After wrapping up the availability and hopping back on Air Force One, the traveling press corps trailing behind, Young turned to the local reporters to answer our questions.
I can't recall what mine was but that's not particularly important to know. What is important is that he was furious with me.
"Who are you?" he demanded, as if he didn't know.
"Are you that reporter who provided that Japanese photographer with all those pictures?"
And then he shoved me.
I wasn't hurt. I also wasn't dissuaded from trying to get my answer. I wasn't even angry about the shove. What I was angry about was that he apparently thought shoving me would stop me from doing my job.
So after stumbling back a couple steps I stepped back up toward him. My microphone extended toward his face. My intent was to ask the question again in the hope that this time he'd answer me.
I never got the chance. His security detail, apparently concerned I would use my microphone as a weapon against the mayor, grabbed me. And that was that.
As it turns out he had every reason to be upset with me. But he had no right to touch me.
Months before I'd walked into the Public Information office at Detroit Police Headquarters to find a Japanese news photographer there. He was on assignment for Asahi Graphics Magazine. And was doing a feature on the Detroit Police Department.
He wanted to ride along in a police car. The sergeant in charge would have none of that. But he did have a suggestion.
"Why don't you ask Baumgarten here if you can ride with him?" he suggested. "He usually gets to the scenes before we do anyway."
So as a professional courtesy I let him ride along with me. And as a result he got very graphic photos of scenes he would never get access to had they just honored his request and let him ride along.
We're talking bloodied victims. Lifeless bodies. The kind of images they eat up in news magazines in Japan but that credible news organizations in the United States would never publish.
It didn't exactly help a city and its mayor trying to improve Detroit's image. Crime was a big and continuous story. One radio station famously would for years report homicides by ringing the "Motor City Murder Meter." So I understand Mayor Young's frustration with the news coverage in general and with me specifically.
The only time I came close to getting seriously injured was when a gang leader who didn't want me interviewing neighbors punched me in the face. This happened after one of his crew shot the head of the neighborhood watch after he asked them to turn down their radio. I went to the hospital for treatment but in retrospect, a fist to the face is far more preferable to the gunshot the community leader got.

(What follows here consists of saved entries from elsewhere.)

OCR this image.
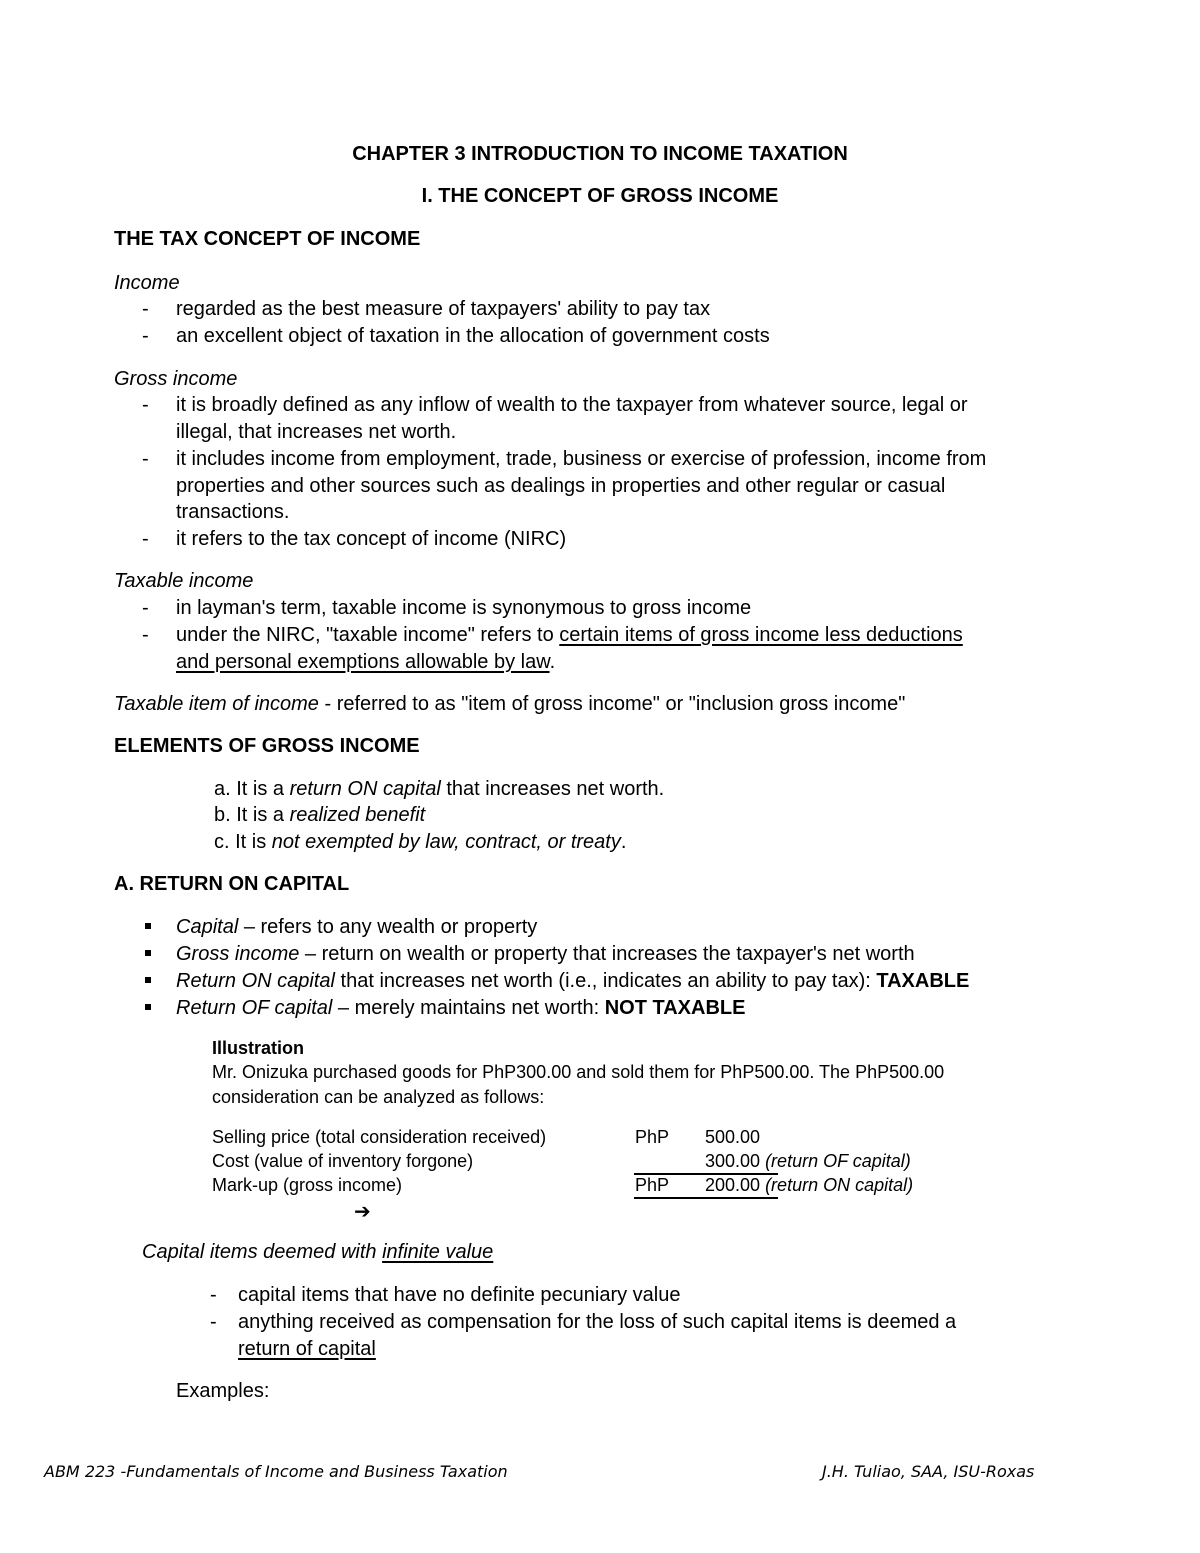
CHAPTER 3 INTRODUCTION TO INCOME TAXATION
I. THE CONCEPT OF GROSS INCOME
THE TAX CONCEPT OF INCOME
Income
- regarded as the best measure of taxpayers' ability to pay tax
- an excellent object of taxation in the allocation of government costs
Gross income
- it is broadly defined as any inflow of wealth to the taxpayer from whatever source, legal or
illegal, that increases net worth.
- it includes income from employment, trade, business or exercise of profession, income from
properties and other sources such as dealings in properties and other regular or casual
transactions.
- it refers to the tax concept of income (NIRC)
Taxable income
- in layman's term, taxable income is synonymous to gross income
- under the NIRC, "taxable income" refers to certain items of gross income less deductions
and personal exemptions allowable by law.
Taxable item of income - referred to as "item of gross income" or "inclusion gross income"
ELEMENTS OF GROSS INCOME
a. It is a return ON capital that increases net worth.
b. It is a realized benefit
c. It is not exempted by law, contract, or treaty.
A. RETURN ON CAPITAL
Capital – refers to any wealth or property
Gross income – return on wealth or property that increases the taxpayer's net worth
Return ON capital that increases net worth (i.e., indicates an ability to pay tax): TAXABLE
Return OF capital – merely maintains net worth: NOT TAXABLE
Illustration
Mr. Onizuka purchased goods for PhP300.00 and sold them for PhP500.00. The PhP500.00
consideration can be analyzed as follows:
Selling price (total consideration received)	PhP 500.00
Cost (value of inventory forgone)	300.00 (return OF capital)
Mark-up (gross income)	PhP 200.00 (return ON capital)
➔
Capital items deemed with infinite value
- capital items that have no definite pecuniary value
- anything received as compensation for the loss of such capital items is deemed a
return of capital
Examples:
ABM 223 -Fundamentals of Income and Business Taxation	J.H. Tuliao, SAA, ISU-Roxas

But I've never been body slammed by a politician.
What happened to Guardian newspaper reporter Ben Jacobs at the hands, literally, of Montana Republican congressional candidate Greg Gianforte is beyond reprehensible.
There has been a continuous rhetoric against the news media lately. Some of the criticism is probably justified. But the rhetoric implication at political gatherings that violence against journalists is acceptable and the acting out of violence is not acceptable.

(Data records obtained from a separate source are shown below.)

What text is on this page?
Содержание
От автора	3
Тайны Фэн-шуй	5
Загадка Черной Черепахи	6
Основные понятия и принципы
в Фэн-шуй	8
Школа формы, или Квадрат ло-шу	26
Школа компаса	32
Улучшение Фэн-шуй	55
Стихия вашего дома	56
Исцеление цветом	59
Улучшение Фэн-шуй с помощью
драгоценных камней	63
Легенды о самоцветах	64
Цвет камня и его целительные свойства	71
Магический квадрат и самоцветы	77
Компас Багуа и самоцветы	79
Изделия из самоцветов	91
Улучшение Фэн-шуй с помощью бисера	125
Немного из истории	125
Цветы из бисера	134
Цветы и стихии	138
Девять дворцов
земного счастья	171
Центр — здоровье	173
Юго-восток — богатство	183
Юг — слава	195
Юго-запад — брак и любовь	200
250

Some people are already attempting to politicize this assault. That's either a mistake or a deliberate partisan attempt to capitalize on Gianforte's behavior.
There are many other less publicized examples of threats and assaults on journalists. And reporters and photographers being detained or even arrested for doing their jobs.
No, this is not Turkey where opposition journalists are charged with terrorism. Or Mexico where journalists reporting on the drug cartels get killed.
But what happened last night in Montana is reflective of a disturbing trend. None of us, no matter our political leanings, should tolerate it.